When Kofi Kingston lost the WWE Championship to Brock Lesnar in an 8-second match on the Fox TV premiere of Smackdown, a lot of fans were pretty upset. When Brock Lesnar then left for Raw with the belt, it became clear that Kofi wasn’t getting anywhere near it anytime soon. Over time, we all just had to accept that the story of Kofi’s WWE Championship run is over, no matter how abrupt was its ending.
In an appearance on Cory Graves’ WWE Podcast After the Bell, Kofi does his best to put a positive spin on the whole thing, making it pretty clear that he’s just had to accept it as well (transcript via WrestlingInc):
It wasn’t up to me but I have said this on a few different interviews, it kind of is what it is. You show up to work and find out what you are doing and you kind of do it, so, this is weird too. A lot of people will be on my social media and saying, “Well, Kofi, you are out there and you are acting like you don’t care. Did you forget that you were the world champion?” I’m like, well, look, you are asking my on-screen character to be angry as if it’s my real character. I think it’s one of those things where it kind of is what it is.
He goes on to point out that between the nature of his character and how badly he lost, WWE hasn’t given him the storytelling tools he’d need to keep the rivalry going:
In reality, I am on screen, I am a good guy. I lost in eight seconds, so as far as making a case for a rematch what would my character have to say? Give me another shot Brock, I lost in eight seconds but I’ll get you next time! You’re asking my real-life character to take on this anger and be mad with the way it happened on-screen, but for me personally, I have always approached this business as somebody who is always trying to move forward. You can’t dwell on one day. There have been a lot of days where they have been negative for a lack of a better term but if you dwell on those you are miserable and you don’t want to come to work, but I’m just trying to push forward.

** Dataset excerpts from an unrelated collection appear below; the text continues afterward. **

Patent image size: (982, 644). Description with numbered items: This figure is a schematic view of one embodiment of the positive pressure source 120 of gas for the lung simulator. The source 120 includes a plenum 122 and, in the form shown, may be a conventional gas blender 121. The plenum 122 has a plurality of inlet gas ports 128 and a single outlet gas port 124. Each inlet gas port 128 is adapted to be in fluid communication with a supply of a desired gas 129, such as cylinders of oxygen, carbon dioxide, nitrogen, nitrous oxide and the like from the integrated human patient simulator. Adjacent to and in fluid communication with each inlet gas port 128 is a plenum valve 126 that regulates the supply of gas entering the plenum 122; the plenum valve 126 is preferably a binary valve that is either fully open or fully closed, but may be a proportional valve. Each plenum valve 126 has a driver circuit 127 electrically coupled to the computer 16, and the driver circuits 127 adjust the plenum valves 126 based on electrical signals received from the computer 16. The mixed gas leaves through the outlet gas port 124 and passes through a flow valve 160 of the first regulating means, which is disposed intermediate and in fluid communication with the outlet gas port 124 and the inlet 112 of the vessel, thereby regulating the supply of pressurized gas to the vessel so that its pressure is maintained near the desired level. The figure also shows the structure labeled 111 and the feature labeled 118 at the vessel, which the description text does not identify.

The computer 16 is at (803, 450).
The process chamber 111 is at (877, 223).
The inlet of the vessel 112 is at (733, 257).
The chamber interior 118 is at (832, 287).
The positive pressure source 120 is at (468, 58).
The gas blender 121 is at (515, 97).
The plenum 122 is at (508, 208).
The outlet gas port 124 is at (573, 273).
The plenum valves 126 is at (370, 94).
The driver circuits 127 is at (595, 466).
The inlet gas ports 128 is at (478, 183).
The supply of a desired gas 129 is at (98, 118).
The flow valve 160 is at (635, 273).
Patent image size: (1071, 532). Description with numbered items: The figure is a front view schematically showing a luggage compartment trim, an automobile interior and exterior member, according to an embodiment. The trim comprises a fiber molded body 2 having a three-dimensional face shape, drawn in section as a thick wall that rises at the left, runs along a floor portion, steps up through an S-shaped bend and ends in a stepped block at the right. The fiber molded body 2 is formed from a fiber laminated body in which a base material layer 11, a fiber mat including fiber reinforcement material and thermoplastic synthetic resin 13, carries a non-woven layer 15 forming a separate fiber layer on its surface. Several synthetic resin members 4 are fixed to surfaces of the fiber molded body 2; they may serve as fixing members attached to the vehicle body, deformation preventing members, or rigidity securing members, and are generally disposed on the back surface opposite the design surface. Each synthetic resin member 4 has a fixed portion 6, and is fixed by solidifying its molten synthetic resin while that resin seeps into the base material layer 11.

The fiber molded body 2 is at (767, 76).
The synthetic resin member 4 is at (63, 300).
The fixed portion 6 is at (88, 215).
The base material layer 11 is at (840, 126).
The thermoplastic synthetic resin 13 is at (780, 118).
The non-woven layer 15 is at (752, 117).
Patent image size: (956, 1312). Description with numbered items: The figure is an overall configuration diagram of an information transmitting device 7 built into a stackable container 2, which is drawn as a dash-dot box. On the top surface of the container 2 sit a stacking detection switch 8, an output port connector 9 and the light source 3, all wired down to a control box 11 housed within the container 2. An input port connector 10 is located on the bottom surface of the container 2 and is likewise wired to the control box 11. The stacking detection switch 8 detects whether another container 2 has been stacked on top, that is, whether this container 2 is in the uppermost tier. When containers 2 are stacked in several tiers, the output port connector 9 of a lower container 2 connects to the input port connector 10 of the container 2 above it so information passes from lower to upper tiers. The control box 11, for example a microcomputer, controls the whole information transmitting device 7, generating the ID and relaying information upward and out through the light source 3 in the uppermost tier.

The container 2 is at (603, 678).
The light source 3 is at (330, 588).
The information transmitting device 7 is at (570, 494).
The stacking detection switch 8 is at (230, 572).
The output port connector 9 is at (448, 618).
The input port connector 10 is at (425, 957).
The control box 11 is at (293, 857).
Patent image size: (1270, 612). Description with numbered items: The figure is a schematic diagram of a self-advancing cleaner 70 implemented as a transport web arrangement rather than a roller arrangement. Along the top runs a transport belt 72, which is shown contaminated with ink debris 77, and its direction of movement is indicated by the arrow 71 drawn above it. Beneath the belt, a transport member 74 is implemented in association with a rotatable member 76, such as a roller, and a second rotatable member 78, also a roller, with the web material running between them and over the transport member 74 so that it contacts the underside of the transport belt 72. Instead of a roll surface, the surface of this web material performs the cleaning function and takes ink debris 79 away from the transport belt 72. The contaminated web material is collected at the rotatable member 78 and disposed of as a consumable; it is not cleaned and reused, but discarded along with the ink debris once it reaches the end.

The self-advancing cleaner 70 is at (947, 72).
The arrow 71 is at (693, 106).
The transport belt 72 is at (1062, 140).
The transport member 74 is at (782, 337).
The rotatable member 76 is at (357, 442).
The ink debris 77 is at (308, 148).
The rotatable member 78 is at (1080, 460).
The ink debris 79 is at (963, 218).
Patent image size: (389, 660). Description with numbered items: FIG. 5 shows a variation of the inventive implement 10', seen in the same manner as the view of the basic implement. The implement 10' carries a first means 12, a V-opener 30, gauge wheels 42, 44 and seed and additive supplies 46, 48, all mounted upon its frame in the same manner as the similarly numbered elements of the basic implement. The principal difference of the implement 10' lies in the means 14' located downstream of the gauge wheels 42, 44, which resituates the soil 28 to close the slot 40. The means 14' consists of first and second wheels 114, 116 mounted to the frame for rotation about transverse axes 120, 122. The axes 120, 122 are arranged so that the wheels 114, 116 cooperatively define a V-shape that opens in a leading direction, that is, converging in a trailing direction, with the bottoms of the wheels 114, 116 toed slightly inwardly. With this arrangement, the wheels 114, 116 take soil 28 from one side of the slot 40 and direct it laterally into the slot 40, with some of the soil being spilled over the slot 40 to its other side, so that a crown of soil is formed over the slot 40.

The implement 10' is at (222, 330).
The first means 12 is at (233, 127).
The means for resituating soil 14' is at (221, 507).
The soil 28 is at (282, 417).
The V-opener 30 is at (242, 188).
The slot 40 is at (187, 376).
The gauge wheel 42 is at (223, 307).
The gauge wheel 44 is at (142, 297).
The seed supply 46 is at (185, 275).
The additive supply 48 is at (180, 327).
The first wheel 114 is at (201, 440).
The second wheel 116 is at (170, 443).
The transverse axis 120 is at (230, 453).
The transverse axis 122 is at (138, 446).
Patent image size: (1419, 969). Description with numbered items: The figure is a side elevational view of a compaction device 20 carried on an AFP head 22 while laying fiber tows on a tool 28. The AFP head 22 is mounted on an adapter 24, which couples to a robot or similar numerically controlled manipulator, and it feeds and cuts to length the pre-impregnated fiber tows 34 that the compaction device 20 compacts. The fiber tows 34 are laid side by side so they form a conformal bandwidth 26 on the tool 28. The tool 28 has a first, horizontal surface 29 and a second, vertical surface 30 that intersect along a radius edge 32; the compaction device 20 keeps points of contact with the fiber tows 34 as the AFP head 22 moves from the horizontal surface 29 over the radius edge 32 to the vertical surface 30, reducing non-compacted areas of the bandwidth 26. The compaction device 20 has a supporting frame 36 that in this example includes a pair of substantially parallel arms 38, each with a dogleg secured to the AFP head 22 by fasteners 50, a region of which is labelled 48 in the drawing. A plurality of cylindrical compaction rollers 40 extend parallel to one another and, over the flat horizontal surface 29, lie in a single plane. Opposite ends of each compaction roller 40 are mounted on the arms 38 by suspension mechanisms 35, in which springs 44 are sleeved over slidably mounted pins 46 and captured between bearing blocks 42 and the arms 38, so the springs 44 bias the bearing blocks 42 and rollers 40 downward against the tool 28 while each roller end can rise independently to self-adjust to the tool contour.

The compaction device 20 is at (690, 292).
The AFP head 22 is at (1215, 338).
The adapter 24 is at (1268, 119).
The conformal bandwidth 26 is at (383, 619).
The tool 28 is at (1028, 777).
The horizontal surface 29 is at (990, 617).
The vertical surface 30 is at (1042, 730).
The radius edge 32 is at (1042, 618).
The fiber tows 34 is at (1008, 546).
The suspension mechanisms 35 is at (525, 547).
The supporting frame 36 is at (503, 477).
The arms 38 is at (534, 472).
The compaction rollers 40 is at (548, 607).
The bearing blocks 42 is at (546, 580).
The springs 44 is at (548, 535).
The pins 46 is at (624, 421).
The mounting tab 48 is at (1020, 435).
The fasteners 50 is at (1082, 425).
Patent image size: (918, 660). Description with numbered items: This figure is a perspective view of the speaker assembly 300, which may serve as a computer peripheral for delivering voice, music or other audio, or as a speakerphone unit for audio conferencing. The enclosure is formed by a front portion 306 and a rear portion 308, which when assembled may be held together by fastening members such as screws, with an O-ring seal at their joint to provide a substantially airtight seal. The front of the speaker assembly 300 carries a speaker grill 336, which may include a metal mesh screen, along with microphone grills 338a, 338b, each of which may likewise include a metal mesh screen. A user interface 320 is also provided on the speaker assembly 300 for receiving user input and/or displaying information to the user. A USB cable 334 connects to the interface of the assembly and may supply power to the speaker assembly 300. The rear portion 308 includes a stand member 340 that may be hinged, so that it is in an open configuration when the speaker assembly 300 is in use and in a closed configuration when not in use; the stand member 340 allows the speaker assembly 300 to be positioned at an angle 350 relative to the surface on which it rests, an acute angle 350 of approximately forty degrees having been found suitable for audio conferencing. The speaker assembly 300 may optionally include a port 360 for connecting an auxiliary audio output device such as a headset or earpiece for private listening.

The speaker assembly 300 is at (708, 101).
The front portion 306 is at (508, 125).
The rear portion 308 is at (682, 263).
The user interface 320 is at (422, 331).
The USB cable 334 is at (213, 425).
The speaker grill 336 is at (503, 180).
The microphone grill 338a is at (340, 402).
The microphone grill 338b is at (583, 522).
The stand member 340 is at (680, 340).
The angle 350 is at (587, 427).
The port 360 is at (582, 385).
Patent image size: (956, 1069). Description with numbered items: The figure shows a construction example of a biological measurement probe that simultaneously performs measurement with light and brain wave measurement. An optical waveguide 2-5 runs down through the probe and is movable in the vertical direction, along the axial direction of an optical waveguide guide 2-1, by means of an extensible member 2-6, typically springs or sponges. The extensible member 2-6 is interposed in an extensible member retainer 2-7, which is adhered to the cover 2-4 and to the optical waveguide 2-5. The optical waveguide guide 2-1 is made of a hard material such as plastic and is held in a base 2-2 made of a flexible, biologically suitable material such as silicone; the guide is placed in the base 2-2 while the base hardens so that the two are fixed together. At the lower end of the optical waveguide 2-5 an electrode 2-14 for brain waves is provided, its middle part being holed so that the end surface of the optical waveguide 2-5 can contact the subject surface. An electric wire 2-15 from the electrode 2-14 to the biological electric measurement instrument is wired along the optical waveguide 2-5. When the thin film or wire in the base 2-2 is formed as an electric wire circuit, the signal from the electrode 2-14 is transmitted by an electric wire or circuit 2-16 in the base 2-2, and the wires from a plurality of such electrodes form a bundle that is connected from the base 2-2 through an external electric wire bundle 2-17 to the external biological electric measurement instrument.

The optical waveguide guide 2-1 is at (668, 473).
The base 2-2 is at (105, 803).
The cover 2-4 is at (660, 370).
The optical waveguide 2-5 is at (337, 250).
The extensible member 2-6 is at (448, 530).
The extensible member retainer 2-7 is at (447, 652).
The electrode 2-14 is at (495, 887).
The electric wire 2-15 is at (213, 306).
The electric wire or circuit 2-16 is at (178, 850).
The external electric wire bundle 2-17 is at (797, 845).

It’s pretty clear that however disrespected he might feel by WWE’s handling of the end of his Championship run, he’s not the kind of guy who’s going to get too vitriolic toward his employers, and certainly not on an official WWE podcast. He’d rather focus on the positive and move toward the future:
I think it’s more important to always try to put a foot forward; always try climbing mountains and keep on setting records and keep on doing positive things in this industry because it doesn’t last forever. I feel like it is a waste of time to dwell on the negative aspects of things so that is where I am at with that whole situation. I appreciate the passion that people have, but I am puzzled at some of the anger people have towards me because I am not the one who is making those decisions. It is what it is.